By the time the bute hit he was doing somewhat better but was still barely able to walk and don’t even think about trotting. I felt terrible for him. The vet examined him the best she could and noted that his right hind had the lamina exposed. She kept blaming the farrier but honestly that damage was done when the shoe was lost and the farrier barely touched that hoof as there wasn’t much to do beyond trimming some rough edges left behind.

(Better. He tried to eat my phone though)

She wrapped him with cotton padding and elasticon, recommended hoof boots as there isn’t enough hoof to attach a shoe to, and to use farriers barrier or the like on the hoof and sole.

Of course it was 7pm when we finished and the tack store closes at 6 so the big guy kept his wraps on overnight in his stall until I could get out at 10 am the next day when they re opened. I picked up some Cavallo boots, farriers barrier, treats and a fly mask to protect his pink third eye lids from the sun.

Once back home he got the wraps off, barrier applied and I re wrapped the hoof with cotton and vet wrap before putting on the boots. By Saturday morning he was walking a little high stepped in the back, but at a normal pace and was even standing normally to graze again instead both hinds tucked under him.

(His new kicks. New horse is expensive but worth it. Thankfully the legs have remained cold and tight)
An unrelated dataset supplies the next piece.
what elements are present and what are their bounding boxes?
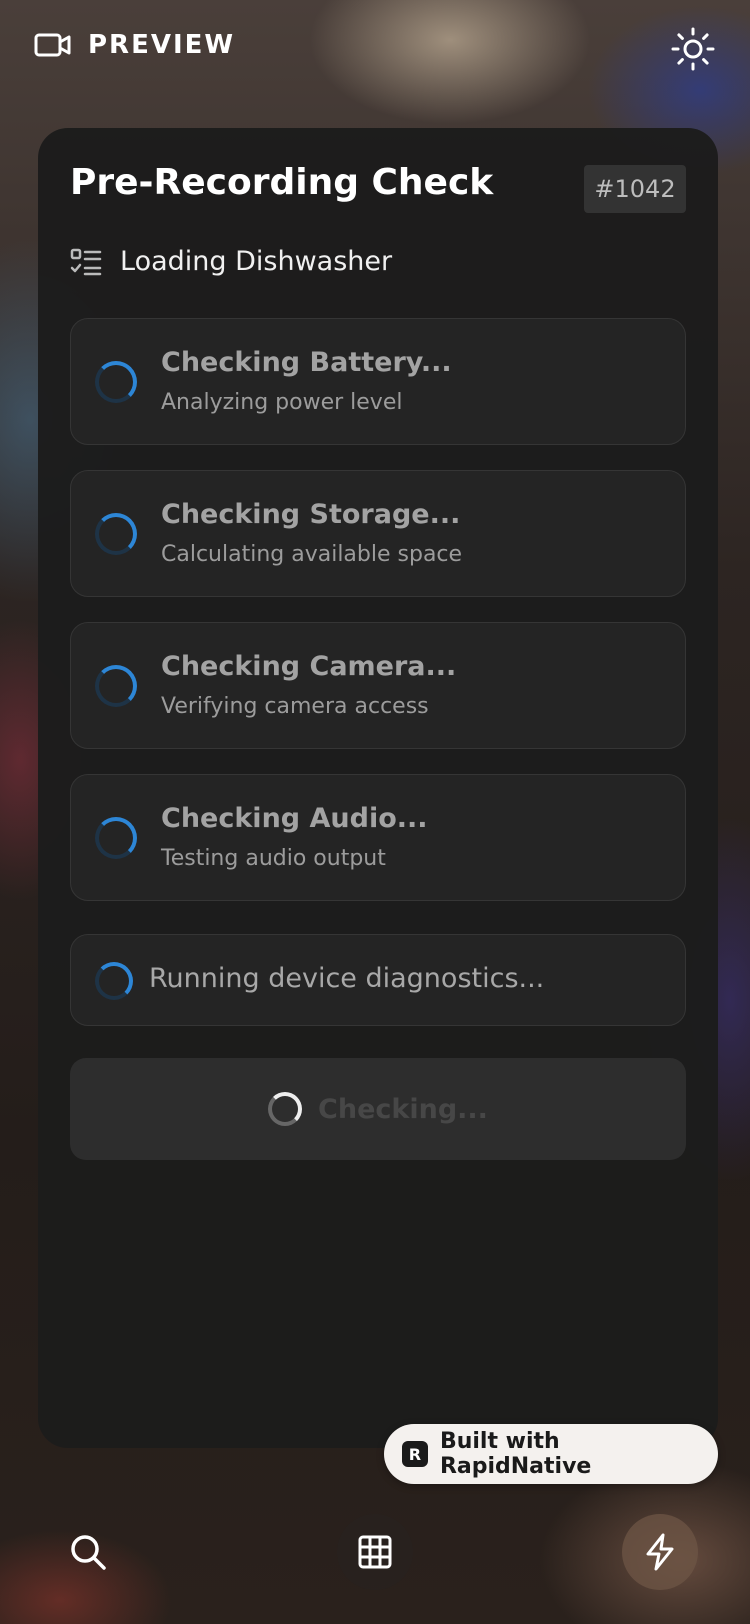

Saturday night he came in for dinner with only a few bad steps here and there and walked back out to the pasture after just fine. I threw him out first because I’m tired of cleaning up his water mess as he plays with his bucket as soon as he finishes eating. It took Gem and Pete a bit to finish and when I went to take her out I caught Eeyore cantering a big circle by the gate looking for his friends. It made me so happy to see him cantering again and looking like he was on the mend.
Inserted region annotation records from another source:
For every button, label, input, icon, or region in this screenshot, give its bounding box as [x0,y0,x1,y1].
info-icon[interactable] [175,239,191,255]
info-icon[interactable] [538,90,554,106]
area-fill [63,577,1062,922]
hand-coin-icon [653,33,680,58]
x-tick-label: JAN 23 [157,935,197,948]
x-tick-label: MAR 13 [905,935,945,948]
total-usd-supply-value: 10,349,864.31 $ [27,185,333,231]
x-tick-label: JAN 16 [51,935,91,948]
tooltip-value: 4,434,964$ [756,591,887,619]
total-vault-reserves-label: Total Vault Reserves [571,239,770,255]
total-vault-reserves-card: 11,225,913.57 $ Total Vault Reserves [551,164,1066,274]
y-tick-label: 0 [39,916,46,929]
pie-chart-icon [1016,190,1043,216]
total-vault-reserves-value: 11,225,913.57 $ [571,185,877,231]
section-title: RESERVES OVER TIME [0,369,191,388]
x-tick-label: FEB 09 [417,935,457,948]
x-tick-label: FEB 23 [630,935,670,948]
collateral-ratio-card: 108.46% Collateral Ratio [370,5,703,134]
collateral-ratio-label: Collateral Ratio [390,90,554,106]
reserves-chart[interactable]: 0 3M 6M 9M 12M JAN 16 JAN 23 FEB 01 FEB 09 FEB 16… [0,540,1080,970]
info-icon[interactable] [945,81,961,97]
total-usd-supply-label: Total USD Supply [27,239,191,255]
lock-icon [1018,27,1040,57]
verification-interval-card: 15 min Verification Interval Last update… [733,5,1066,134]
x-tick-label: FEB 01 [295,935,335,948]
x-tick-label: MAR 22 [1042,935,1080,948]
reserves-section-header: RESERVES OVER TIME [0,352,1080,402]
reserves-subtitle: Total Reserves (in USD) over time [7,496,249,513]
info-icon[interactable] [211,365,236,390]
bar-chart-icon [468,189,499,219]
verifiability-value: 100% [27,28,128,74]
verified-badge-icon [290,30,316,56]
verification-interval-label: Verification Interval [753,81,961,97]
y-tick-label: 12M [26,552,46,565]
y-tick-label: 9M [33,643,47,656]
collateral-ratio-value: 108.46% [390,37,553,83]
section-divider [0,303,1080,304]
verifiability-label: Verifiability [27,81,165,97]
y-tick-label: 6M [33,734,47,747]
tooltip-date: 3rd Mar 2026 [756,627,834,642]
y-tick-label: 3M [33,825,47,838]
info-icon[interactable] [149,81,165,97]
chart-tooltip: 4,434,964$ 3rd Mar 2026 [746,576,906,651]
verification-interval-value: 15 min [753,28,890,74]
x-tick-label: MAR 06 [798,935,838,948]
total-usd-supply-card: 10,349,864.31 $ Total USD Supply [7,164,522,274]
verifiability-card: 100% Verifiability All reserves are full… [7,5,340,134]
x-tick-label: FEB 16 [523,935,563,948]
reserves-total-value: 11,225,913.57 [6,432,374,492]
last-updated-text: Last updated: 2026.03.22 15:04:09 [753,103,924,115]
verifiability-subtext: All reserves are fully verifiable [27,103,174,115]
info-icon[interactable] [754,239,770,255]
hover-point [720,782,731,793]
I can’t tell you all how worried I was about him. He was so crippled I thought I’d killed him. Once he grows out enough hoof to attach a shoe he will return to them permanently. Big guy needs his foot wear apparently.

(Saturday morning. He was starting to stand more normal when grazing but he still looked tucked up and tight in the back end)

By Sunday night he came trotting happily over to be brought in for dinner so I think it’s safe to maybe say he is mostly over this. I cut his bute in half and pulled the boots to see how he does barefoot. The ground is super soft right now after a week of rain every single day so I’m not worried about hard ground. If he goes back to showing some soreness I’ll throw the boots back on him again.

The plan is to stop the bute today or tomorrow and see how he does. If it ever stops raining I’d like to get a short ride on him the middle of this week to see how he feels under saddle. If that goes well then I’ll start getting him conditioned to his new riding life.